What Are the Key Aspects of Sustainability in Fashion Retail?

Editorial TeamEditorial Team
October 5th, 2021
10:11 AM

The concept of sustainability is increasingly high on the fashion industry's agenda. However, while consumers are increasingly interested in sustainable fashion, they are not willing to pay a premium for it. Still, sustainability can be a competitive advantage.

Some companies have a sustainable message, but a thorough analysis is needed to distinguish the real leaders from potential greenwashing.

Thinking about garments’ end-of-life from the beginning, analyzing the production and distribution process, and comparing their environmental impact can help the fashion industry make a necessary shift. Partnerships and certifications are necessary for the shift to greener processes.

Consumers care about sustainability, but at what price?

As the world's population grows, the negative environmental impacts of our demand for fashion are becoming increasingly apparent. The sector is responsible for 10% of global carbon emissions and 20% of global wastewater, as well as generating a significant amount of waste. Every second the equivalent of a one-tonne rubbish truck is burnt or dumped in landfill.

75% of consumers consider sustainability to be “extremely or very important” in their fashion purchasing decisions. In addition, more than 50% of consumers would switch to a brand with better social and environmental performance.

But are consumers really willing to pay? It seems not yet. Only 7% of consumers say that sustainability is the most important factor in their purchasing decisions.

Consumers still consider “high quality” and “good value for money” to be the most important factors in their choices. Our interaction with fashion companies corroborates this, with fashion companies stating that consumers are not willing to pay a sustainability premium, although they would choose the most sustainable offer at the same price.

For us, this is an indication that consumers prefer sustainability, which can be a competitive advantage for retailers. However, companies need to see this as a way to maintain or increase market share, not to increase prices. Sustainable leaders must invest in innovation and leverage sustainable solutions to reduce prices and maintain their brand positioning.

Distinguishing the Authentic from the Fake

The fashion industry is highly fragmented and sustainability standards have barely got off the ground. More and more companies are reporting on both their social and environmental impacts. But as each company focuses on different information, metrics, and measurement methods, how do we identify the best?

Fundamental analysis and interaction with the company are essential for us, allowing us to assess whether fashion brands are truly committed to sustainability or only pretend to be.

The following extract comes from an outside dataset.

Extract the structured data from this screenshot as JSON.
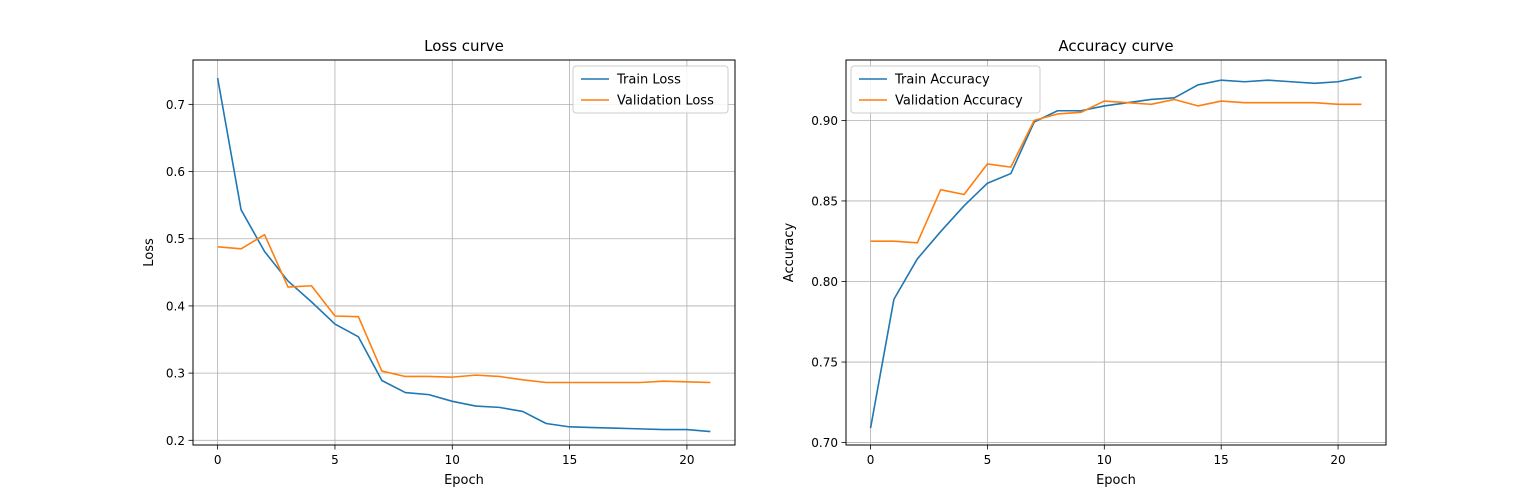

Here are some key questions that need to be answered”

  • How do we spot a sustainable fashion leader?
  • Has the company adhered to measurable targets to reduce its negative environmental footprint?
  • Does the company adhere to external certifications that demonstrate the sustainability of products?
  • Does the company accurately quantify and report its total carbon footprint?

The last of these points requires a very specific analysis, as only around 5% of the carbon footprint of fashion retailers comes directly from their own activity, or indirectly from the generation of the energy consumed by the company.

The vast majority of a company's carbon emissions occur in its value chain. This includes the production, processing, and transport of fibers and fabric, the transport of the final product to its ultimate destination, and the emissions related to the use, care, and disposal of its products.

Unsurprisingly, this complexity means that emissions are currently under-reported, with many companies reporting only those related to the transport of the final product. Fundamental analysis is therefore key to understanding the supply chain and determining what companies are actually doing to reduce their total emissions.

Final Thoughts

While price sensitivity remains essential for consumers in the fashion industry, the data suggests that sustainability is becoming more relevant to purchasing decisions and, ultimately, to a brand's long-term value.

This holds significant opportunities for sustainable leaders to stand out, to the detriment of non-sustainable fashion brands. Yet the industry is highly prone to greenwashing, making it difficult to distinguish between leaders and laggards in the transition to sustainable fashion. The key is company analysis and interaction with companies.